Participating in someone's end of life
Doing research with and about people at the end of their lives can be emotionally very challenging for the researchers. Samuels and Lemos Dekker are well aware of this. Within the project, there is a lot of attention to the emotional aspects. Samuels: " We will give a lot of attention to emotional aspects of the research , not only in the preparation but also during the fieldwork and afterward. We continue to talk and to reflect with each other". Lemos Dekker did her PhD research with people with dementia in their last phase of life. "For me, fieldwork is always an emotional encounter.

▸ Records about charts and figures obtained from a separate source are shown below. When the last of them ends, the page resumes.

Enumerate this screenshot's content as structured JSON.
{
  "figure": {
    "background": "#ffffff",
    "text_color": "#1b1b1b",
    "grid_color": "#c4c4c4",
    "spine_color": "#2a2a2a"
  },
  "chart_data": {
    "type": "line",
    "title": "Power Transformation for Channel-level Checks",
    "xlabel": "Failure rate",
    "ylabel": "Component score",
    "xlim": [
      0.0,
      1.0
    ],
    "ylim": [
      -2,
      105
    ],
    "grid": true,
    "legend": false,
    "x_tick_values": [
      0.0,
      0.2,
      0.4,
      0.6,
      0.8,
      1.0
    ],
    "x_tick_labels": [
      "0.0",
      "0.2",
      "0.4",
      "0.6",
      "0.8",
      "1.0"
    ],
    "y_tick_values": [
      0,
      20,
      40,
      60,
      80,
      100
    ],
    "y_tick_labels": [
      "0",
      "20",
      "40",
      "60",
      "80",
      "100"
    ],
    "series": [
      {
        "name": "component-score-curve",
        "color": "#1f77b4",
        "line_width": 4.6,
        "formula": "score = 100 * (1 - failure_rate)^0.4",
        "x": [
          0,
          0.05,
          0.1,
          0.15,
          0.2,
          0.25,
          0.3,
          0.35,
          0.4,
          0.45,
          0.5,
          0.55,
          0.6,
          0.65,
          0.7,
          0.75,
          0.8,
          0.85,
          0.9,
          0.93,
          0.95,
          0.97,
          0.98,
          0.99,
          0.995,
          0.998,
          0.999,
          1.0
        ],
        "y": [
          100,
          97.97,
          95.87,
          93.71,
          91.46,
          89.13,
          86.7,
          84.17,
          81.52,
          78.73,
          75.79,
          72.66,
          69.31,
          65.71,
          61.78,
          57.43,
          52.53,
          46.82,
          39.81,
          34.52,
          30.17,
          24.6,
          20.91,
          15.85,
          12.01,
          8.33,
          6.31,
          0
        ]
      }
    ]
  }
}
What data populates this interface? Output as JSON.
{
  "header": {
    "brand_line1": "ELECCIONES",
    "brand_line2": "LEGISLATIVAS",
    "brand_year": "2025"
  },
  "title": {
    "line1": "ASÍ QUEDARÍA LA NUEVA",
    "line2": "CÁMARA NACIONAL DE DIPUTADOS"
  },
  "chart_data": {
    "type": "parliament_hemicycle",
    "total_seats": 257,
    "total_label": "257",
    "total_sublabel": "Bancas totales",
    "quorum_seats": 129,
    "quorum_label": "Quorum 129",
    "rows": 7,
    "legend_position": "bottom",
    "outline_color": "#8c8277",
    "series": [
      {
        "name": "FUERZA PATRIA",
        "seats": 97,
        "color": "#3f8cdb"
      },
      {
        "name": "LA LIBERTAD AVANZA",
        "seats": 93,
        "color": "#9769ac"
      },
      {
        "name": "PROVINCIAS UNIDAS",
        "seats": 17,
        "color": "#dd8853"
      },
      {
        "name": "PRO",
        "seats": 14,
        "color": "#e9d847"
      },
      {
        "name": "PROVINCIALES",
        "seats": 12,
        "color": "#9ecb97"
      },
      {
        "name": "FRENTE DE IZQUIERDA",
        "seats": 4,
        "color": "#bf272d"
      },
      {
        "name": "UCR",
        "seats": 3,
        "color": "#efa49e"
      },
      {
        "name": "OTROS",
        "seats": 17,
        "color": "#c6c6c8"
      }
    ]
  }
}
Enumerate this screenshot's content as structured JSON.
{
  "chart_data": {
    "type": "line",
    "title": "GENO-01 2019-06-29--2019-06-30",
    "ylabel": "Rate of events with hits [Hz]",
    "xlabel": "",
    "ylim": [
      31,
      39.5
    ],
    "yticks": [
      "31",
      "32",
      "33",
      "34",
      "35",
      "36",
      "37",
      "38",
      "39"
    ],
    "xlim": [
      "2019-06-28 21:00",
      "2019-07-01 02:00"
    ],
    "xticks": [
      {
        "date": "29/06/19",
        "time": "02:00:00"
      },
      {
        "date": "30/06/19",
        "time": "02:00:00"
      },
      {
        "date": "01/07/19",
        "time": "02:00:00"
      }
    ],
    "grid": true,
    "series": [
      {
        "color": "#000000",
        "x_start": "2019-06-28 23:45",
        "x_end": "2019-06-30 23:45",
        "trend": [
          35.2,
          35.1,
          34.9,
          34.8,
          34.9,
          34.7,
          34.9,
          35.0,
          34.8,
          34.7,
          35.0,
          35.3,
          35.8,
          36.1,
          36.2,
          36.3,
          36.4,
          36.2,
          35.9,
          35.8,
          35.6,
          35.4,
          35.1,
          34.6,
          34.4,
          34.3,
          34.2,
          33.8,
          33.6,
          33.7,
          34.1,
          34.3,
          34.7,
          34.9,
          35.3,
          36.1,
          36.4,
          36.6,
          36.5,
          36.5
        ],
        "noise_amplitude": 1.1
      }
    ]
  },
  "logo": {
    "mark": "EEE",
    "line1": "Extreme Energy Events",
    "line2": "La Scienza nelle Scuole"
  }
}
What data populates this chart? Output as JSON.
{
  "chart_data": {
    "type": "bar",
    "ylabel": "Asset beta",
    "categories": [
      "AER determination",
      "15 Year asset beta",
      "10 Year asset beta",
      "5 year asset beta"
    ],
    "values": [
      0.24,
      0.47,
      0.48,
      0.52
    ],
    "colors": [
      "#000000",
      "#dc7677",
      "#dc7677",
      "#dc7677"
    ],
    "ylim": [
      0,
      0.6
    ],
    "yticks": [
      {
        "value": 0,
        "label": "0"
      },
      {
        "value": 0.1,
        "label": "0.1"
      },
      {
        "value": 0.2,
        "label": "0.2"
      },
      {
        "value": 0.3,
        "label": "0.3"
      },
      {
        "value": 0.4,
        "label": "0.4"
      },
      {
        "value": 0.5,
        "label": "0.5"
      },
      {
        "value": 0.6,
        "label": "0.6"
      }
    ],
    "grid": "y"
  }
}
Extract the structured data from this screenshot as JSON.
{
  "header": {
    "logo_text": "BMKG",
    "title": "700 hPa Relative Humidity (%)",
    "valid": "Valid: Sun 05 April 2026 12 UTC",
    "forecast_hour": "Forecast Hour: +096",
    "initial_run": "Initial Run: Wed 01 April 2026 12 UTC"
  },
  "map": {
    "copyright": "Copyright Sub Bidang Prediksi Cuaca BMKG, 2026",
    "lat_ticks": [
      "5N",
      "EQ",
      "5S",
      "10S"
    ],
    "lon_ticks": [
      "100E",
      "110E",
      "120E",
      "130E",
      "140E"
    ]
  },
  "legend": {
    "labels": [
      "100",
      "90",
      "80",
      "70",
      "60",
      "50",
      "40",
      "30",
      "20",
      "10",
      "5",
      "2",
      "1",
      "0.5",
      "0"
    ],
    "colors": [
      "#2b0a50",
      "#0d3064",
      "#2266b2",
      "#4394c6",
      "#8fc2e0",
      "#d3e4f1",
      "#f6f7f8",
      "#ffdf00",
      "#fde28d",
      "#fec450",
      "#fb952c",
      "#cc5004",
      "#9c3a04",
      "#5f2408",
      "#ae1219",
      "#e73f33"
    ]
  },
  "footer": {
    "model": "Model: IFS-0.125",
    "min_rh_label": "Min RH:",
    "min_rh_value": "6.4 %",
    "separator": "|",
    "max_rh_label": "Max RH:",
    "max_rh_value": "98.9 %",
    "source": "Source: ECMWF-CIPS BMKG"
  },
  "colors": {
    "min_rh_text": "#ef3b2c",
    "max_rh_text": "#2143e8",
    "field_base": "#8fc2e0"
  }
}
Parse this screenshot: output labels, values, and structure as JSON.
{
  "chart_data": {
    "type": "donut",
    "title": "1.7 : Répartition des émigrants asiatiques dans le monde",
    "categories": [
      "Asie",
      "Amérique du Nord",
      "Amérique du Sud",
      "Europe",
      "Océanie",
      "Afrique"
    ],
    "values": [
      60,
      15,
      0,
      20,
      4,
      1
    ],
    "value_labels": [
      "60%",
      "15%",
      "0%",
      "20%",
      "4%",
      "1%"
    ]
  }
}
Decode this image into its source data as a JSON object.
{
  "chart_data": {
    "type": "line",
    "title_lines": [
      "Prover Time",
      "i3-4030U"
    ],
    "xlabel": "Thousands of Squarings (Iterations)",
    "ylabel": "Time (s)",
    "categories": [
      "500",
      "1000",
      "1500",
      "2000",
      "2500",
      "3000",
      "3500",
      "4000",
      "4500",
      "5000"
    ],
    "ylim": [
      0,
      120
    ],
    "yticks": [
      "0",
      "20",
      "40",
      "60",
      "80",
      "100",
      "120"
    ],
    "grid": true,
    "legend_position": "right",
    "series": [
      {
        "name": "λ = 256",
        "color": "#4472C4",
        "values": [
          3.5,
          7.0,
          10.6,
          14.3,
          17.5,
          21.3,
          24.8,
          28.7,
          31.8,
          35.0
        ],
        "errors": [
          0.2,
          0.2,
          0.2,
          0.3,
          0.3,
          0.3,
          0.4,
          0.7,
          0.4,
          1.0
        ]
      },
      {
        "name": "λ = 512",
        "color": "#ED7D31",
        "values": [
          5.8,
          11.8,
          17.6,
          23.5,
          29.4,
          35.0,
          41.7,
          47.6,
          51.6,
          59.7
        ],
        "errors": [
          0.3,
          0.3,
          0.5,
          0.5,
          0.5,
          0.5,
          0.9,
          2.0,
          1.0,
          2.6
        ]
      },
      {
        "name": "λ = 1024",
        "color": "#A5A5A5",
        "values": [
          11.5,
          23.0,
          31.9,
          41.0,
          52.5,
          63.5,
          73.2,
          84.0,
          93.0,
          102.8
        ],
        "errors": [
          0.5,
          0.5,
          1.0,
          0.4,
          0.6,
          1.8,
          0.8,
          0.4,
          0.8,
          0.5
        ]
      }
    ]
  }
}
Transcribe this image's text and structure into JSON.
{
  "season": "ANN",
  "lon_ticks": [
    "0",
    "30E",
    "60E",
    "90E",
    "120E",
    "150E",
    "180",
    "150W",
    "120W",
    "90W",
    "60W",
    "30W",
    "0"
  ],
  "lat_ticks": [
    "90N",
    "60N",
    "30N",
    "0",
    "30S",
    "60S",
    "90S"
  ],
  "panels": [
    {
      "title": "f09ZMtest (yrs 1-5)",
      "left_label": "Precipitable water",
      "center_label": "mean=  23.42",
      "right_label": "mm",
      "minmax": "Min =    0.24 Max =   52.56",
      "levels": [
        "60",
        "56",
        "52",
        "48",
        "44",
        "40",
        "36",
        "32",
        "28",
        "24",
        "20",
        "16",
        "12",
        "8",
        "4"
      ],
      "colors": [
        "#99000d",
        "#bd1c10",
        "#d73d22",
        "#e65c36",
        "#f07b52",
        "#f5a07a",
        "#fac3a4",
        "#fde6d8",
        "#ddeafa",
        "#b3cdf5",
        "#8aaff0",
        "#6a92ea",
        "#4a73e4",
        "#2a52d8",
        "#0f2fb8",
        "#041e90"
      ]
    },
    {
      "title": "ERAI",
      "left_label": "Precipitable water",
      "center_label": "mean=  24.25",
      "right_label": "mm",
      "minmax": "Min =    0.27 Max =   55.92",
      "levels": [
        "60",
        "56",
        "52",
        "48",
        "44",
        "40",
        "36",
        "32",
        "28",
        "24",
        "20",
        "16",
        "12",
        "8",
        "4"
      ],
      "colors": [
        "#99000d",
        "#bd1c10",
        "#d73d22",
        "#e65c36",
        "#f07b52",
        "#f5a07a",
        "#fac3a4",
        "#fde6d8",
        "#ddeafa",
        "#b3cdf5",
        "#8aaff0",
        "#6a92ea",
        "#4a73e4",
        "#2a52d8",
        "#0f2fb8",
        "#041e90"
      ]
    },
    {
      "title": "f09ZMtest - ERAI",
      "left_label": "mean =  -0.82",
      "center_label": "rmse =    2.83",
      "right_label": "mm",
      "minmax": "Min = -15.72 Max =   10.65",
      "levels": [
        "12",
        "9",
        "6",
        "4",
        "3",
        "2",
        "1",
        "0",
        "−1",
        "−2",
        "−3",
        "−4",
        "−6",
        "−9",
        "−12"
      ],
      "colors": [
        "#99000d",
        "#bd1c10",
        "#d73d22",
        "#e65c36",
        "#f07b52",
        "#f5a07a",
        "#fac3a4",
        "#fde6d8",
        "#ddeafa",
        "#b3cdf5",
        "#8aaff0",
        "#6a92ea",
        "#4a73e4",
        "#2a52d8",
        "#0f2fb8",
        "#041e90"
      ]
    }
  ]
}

You participate in someone's life and in this case in someone's death. By sharing such vulnerable moments, you quickly build up a bond. That is very valuable. As a researcher, you are not a family member or part of the care system. You have the time to listen and talk. That is often very much appreciated."
Ethically sensitive subject
Researching people in a vulnerable position is not only emotionally difficult, it is also ethically sensitive. An integral part of the project is therefore thinking about this ethical aspect. An external ethical advisor has been appointed for this purpose. Samuels: “We will strive to involve a third party (such as a health clinic) in the recruitment of participants. That way there will always be someone else to whom people can say 'no'. During research process, we will keep checking whether there is still informed consent, whether people still want to participate. This is very important for any anthropological research, but certainly in our case, because it involves patients and their caregivers.” Lemos Dekker: "Getting permission is not a one-off event. We approach consent as a constant process of reflection. You have to know very well when to withdraw.”
In addition to Samuels and Lemos Dekker, the research team will consist of two Ph.D. students still to be recruited. Lemos Dekker, who herself is half Brazilian, will carry out ethnographic and policy research in Brazil. In São Paulo, she will investigate who has access to palliative care in private and public hospitals and to what extent this is part of regular care. In the south of Brazil Lemos Dekker will carry out ethnographic fieldwork in home settings. The Ph.D. students will carry out ethnographic fieldwork in India and Indonesia. Samuels will do policy research in these two countries, manage the team and make the final comparison. The project runs for five years, the research is expected to be completed in 2025. “We hope we will be able to start on-site fieldwork next year. For fieldwork in times of Covid-19, we follow university policy, including the guidelines for ethnographic research in these challenging times.”